Tinha desfrutado de sua justa cota de mulheres bonitas e nunca se
havia sentido tão desassossegado em companhia delas. Talvez estivesse
desequilibrado porque lhe era desconhecido o papel de cavaleiro branco.
Ou talvez se devesse a que era a primeira vez em sua vida que tinha que
meditar cada passo que dava. E isso o levava de volta ao assunto de Jane. O
que deveria fazer, sabendo que ela o achava atraente? Simular que isso não
o adulava? Esmagar todos seus conhecidos instintos masculinos?

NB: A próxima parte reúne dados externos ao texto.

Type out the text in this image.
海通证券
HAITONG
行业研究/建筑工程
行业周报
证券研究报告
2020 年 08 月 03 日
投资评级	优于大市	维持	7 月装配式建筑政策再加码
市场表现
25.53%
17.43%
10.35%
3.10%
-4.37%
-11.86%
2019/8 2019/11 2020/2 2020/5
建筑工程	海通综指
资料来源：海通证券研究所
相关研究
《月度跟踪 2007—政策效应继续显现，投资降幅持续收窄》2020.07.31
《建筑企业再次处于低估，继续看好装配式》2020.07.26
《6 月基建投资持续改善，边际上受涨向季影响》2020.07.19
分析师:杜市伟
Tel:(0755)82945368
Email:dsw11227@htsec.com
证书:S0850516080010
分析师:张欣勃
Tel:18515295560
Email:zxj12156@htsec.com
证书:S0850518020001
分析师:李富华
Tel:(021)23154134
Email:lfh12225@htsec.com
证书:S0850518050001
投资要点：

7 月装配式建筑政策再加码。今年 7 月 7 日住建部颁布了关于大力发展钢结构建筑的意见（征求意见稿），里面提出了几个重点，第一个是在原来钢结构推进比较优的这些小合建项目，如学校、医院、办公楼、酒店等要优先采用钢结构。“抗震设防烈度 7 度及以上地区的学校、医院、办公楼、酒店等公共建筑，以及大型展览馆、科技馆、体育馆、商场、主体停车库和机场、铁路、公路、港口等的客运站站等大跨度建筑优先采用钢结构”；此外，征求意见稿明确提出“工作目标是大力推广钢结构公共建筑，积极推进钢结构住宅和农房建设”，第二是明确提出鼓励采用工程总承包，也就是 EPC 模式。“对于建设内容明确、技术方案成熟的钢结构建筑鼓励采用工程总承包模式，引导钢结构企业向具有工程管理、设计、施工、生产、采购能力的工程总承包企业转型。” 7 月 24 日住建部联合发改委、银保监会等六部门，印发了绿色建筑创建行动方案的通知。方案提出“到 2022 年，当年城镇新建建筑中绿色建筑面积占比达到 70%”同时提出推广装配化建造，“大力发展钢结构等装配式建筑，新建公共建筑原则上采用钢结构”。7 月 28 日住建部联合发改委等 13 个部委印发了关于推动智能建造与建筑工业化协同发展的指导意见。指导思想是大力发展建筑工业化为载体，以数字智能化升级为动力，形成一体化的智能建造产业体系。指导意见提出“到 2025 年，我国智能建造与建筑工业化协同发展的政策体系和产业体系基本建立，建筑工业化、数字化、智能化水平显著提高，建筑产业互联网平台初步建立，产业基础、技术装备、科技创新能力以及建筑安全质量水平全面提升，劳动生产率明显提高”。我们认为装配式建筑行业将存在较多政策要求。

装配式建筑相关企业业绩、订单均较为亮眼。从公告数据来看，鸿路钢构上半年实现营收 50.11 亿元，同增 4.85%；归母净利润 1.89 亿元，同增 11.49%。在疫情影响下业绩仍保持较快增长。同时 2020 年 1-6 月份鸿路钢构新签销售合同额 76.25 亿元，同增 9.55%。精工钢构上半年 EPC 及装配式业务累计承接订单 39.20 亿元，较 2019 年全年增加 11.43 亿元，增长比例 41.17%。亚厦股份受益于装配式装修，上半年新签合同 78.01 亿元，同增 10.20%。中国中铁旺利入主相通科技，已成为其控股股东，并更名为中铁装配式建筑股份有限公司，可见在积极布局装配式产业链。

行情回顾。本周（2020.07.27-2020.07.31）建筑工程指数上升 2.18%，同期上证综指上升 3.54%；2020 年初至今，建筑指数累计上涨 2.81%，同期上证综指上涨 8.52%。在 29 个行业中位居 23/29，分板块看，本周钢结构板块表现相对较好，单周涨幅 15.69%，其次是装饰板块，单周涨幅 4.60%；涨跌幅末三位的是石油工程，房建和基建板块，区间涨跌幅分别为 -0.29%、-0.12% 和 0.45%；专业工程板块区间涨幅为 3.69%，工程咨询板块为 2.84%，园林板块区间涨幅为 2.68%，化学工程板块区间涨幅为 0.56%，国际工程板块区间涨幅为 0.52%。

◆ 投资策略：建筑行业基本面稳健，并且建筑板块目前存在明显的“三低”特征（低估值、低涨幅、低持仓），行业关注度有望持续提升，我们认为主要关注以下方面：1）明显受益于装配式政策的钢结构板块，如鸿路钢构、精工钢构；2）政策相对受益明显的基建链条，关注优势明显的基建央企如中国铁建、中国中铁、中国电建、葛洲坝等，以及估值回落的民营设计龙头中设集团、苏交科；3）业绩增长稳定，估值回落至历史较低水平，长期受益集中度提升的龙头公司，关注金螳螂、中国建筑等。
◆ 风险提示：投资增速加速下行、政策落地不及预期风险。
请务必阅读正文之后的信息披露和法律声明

Sim, teria que vigiar seus passos. Não só para não alertar à opinião
pública. Deus sabia que muitas vezes tinha sido tema de fofocas. Faria
muito bem se enganasse os traficantes de intrigas e escândalos. Os
falatórios maus intencionados tinham feito mal a sua família mais de uma
vez. Que o pendurassem se permitisse que Jane sofresse mais indignidades
do que já tinha sofrido.
Jane o roçou ao mover-se e a sensação o levou imediatamente ao
terreno físico. Por muito decidido que estivesse em sua conspiração para
ajudá-la, suspeitava que sua aspiração ao cavalheirismo não duraria
eternamente.
Seguir o ensolarado caminho da respeitabilidade não lhe era natural.
Dançar na escuridão era outra história muito diferente.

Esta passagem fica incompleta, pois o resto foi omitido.